I’d weep, then suddenly feel joy and sing loud words
    from another language, not knowing my song’s end.

I saw through an event and its light shone through me.

Before, indifference was: black nothingness, that
    indeterminate animal in which everything is dissolved;
    and white nothingness, calm surface of floating,
    unconnected determinations.

Imagine something, which distinguishes itself, yet
    that from which it distinguishes does not distinguish
    itself from it.

Lightning distinguishes itself from black sky, but trails
    behind, as if distinguishing itself from what espouses it.

When ground rises to the surface, her form decomposes in
    this mirror in which determination and the indeterminate
    combine.

Did you know, finally, there was not communication between
    her and myself?

Communication was in time and space that were coming anyway.

I may suffer if I can’t tell the agony of a poisoned rat,
    as if I were biting.



3.



Bruce leaving for the night makes space for his cat to enter.

Mouse (left) exits door and returns

Moth and mouse on sculpture exit (left), noise.

It’s an exterior relation, like a conducting wire,
    light fragment by fragment.

I realize my seeing is influenced by him, for example,
    when we change form and become light reaching into corners
    of the room.

Even now, we’re slipping into shadows of possessions that
    day by day absorb our energy.

I left my camera on to map unfinished work with shimmering
    paths of my cat (now disappeared), mice and moths (now dead).

There’s space in a cat walking across the room, like pages
   in a flip-book.

The gaps create a reservoir in which I diffuse my embarrassment
    at emotion for animals.

I posted frames each week, then packed them into suitcases,
    the white cat and her shadow, a black cat.

I named her Watteau, who imbues with the transitory friendship
    we saw as enduring space in a forest.



4.



A level of meaning can be the same as a place.

Then you move to your destination or person along that plane.

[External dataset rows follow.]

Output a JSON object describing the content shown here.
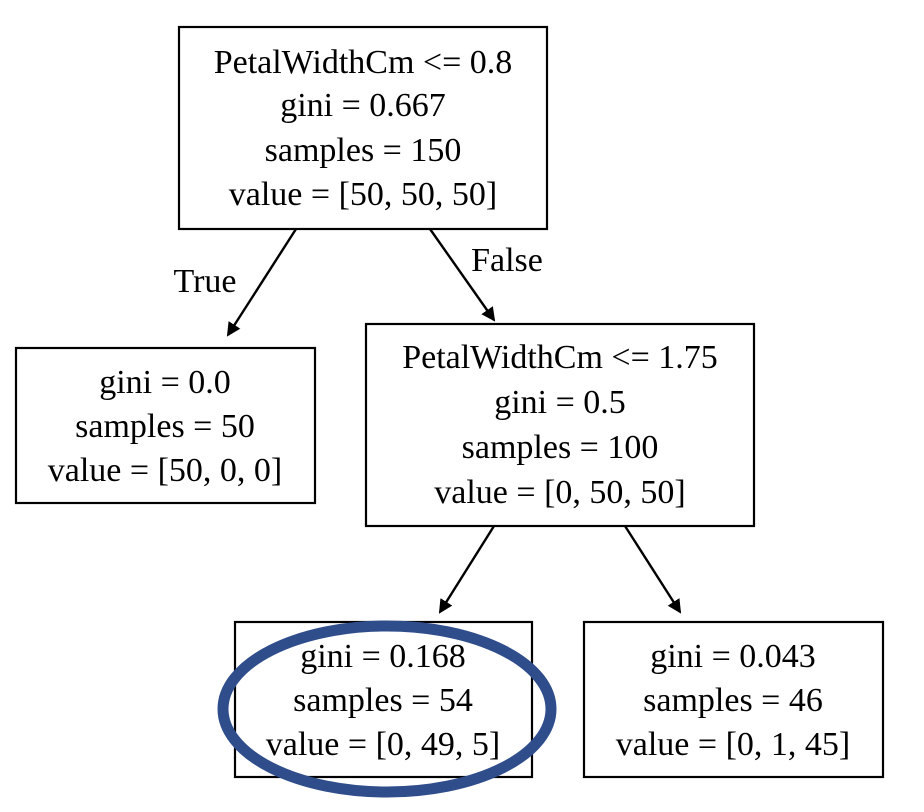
{
  "tree": {
    "root": {
      "split": "PetalWidthCm <= 0.8",
      "gini": "gini = 0.667",
      "samples": "samples = 150",
      "value": "value = [50, 50, 50]"
    },
    "left_leaf": {
      "gini": "gini = 0.0",
      "samples": "samples = 50",
      "value": "value = [50, 0, 0]"
    },
    "internal": {
      "split": "PetalWidthCm <= 1.75",
      "gini": "gini = 0.5",
      "samples": "samples = 100",
      "value": "value = [0, 50, 50]"
    },
    "leaf_a": {
      "gini": "gini = 0.168",
      "samples": "samples = 54",
      "value": "value = [0, 49, 5]"
    },
    "leaf_b": {
      "gini": "gini = 0.043",
      "samples": "samples = 46",
      "value": "value = [0, 1, 45]"
    }
  },
  "edges": {
    "true_label": "True",
    "false_label": "False"
  },
  "colors": {
    "highlight": "#2f4d8b",
    "stroke": "#000000"
  }
}
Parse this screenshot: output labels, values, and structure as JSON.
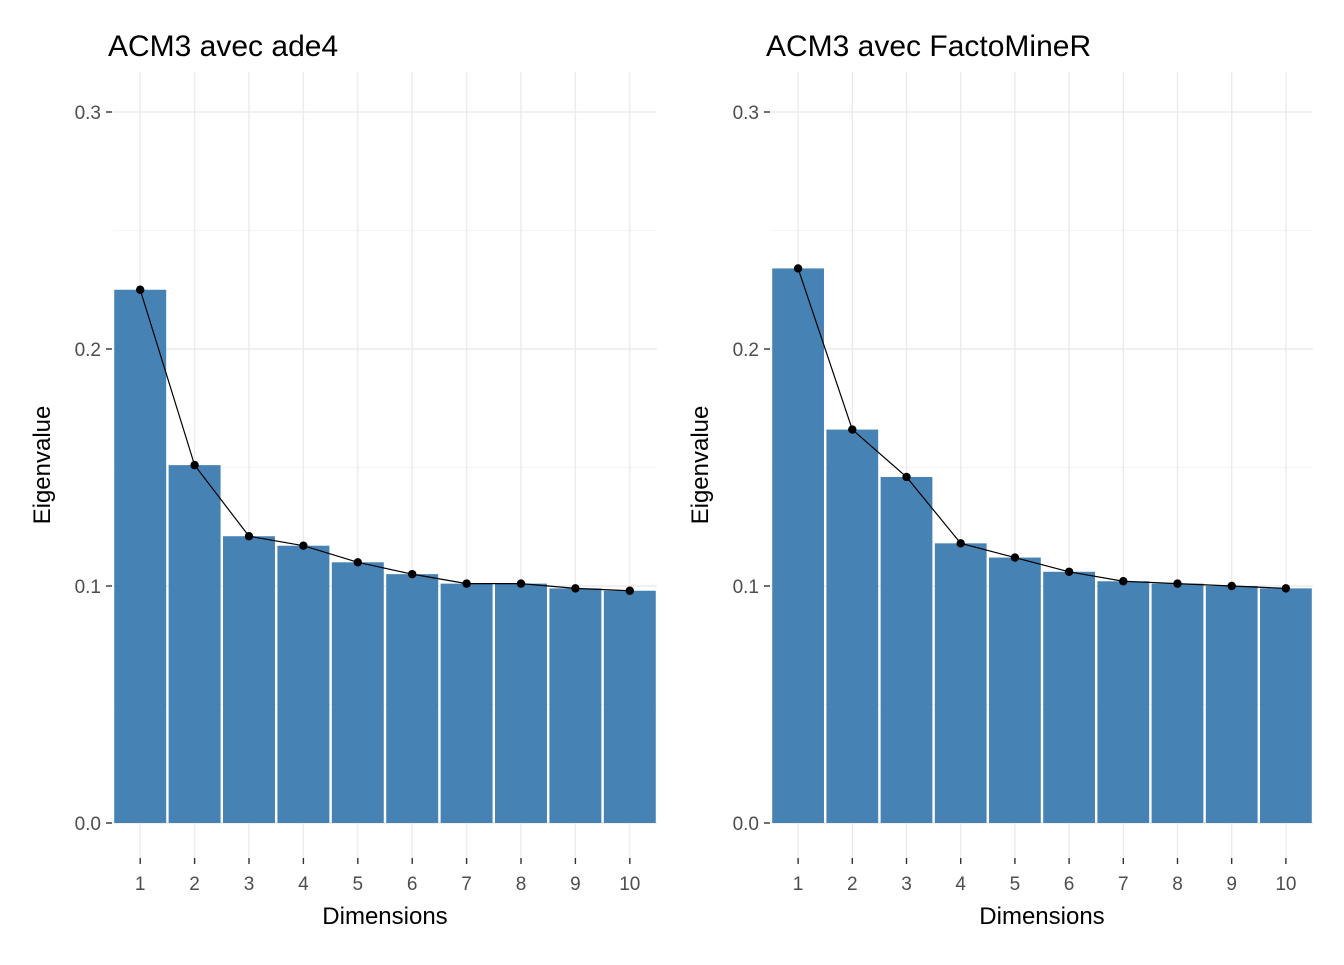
{
  "chart_data": [
    {
      "type": "bar",
      "title": "ACM3 avec ade4",
      "xlabel": "Dimensions",
      "ylabel": "Eigenvalue",
      "categories": [
        "1",
        "2",
        "3",
        "4",
        "5",
        "6",
        "7",
        "8",
        "9",
        "10"
      ],
      "values": [
        0.225,
        0.151,
        0.121,
        0.117,
        0.11,
        0.105,
        0.101,
        0.101,
        0.099,
        0.098
      ],
      "overlay": "line-with-points",
      "ylim": [
        0,
        0.3
      ],
      "yticks": [
        "0.0",
        "0.1",
        "0.2",
        "0.3"
      ],
      "ytick_values": [
        0,
        0.1,
        0.2,
        0.3
      ],
      "bar_color": "#4682b4",
      "line_color": "#000000",
      "grid": true
    },
    {
      "type": "bar",
      "title": "ACM3 avec FactoMineR",
      "xlabel": "Dimensions",
      "ylabel": "Eigenvalue",
      "categories": [
        "1",
        "2",
        "3",
        "4",
        "5",
        "6",
        "7",
        "8",
        "9",
        "10"
      ],
      "values": [
        0.234,
        0.166,
        0.146,
        0.118,
        0.112,
        0.106,
        0.102,
        0.101,
        0.1,
        0.099
      ],
      "overlay": "line-with-points",
      "ylim": [
        0,
        0.3
      ],
      "yticks": [
        "0.0",
        "0.1",
        "0.2",
        "0.3"
      ],
      "ytick_values": [
        0,
        0.1,
        0.2,
        0.3
      ],
      "bar_color": "#4682b4",
      "line_color": "#000000",
      "grid": true
    }
  ]
}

Arriving doesn’t occur from one point to the next.

It’s the difference in potential, a throw of dice, which
   necessarily wins, since charm as of her handcrafted gift
   affirms chance.

I laugh when things coming together by chance seem planned.

You move to abandon time brackets, water you slip into, what
    could bring a sliding sound of the perimeter of a stone?

You retain “early” and “walking” as him in space.

When a man becomes an animal, with no resemblance between
    them, it feels tender.

When a story is disrupted by analyzing too much, elements
    can be used by a witch’s need for disharmony.

Creation is endless.

Your need would be as if you were a white animal pulling
    yourself into a tree in winter, and your tears draw a
    line on the snow.



Mei-Mei Berssenbrugge, from I Love Artists: New and Selected
Poems, Berkeley: University of California Press, 2006.

Here are the two art works:



Kiki Smith, "Blue Stars on Blue Tree," 2006, work on paper, ink and silver leaf on Nepalese paper, Pace Gallery



Bruce Nauman, "Mapping the Studio I (Fat Chance John Cage)," 2001, video, Dia Foundation, New York.